The FDCPA prohibits contracts from third parties if the collector knows the debtor is represented by a bankruptcy attorney, otherwise contact with third parties is permitted but only to locate the debtor. In practice, a writing is required in advising of bankruptcy attorney representation to avoid he said she said dispute.
The collector must inform the debtor in every communication that the communication is from a debt collector. The collector must send the consumer dispute verification invitation within five days of initial contact, and the collector must suspend collection until the debt is verified if the dispute is received within 30 days.
A debt collector may not harass, oppress, or abuse a consumer, but this is not defined and is left up to the courts. The collector may not publish a list of nonpayers, except to credit bureaus, or use obscene or profane language, or make repeated telephone calls for annoyance purposes.
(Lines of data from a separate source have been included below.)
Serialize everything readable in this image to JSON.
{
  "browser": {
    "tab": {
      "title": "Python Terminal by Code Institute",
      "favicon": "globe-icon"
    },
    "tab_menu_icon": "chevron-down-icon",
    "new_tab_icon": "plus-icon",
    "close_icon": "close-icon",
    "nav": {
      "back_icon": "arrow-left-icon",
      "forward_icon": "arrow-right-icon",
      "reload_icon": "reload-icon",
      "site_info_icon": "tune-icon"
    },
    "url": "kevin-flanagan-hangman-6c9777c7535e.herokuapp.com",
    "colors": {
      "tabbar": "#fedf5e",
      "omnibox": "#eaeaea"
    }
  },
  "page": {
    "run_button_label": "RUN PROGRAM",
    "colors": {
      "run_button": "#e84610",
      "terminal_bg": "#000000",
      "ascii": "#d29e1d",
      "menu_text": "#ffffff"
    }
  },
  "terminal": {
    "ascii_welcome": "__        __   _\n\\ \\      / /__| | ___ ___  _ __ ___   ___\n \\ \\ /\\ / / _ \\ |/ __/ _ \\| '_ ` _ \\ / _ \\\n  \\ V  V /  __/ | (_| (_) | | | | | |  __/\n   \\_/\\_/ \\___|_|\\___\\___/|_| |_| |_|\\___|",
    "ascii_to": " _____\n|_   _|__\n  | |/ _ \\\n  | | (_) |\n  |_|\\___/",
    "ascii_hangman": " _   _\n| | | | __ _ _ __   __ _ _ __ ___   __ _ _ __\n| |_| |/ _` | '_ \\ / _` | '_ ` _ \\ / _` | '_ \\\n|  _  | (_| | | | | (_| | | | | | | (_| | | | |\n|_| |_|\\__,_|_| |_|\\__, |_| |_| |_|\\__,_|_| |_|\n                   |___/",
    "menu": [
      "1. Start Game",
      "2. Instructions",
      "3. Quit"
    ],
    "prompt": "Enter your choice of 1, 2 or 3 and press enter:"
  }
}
Debt collectors may not use false or misleading means to collect a debt, and may not collect more than what is justly owed. Actual damages, $1000 statutory penalties, and attorney fees may be recovered. After filing personal bankruptcy, and the automatic stay is in place, it’s taboo for collectors to call you at all.
From your Bankruptcy attorney’s point of view, a tape recording of an abusive call is best. Second best is a detailed narrative of what took place and how you felt. Be aware that it is very difficult to convince a judge or jury that you are in the right, so the more proof you have the better.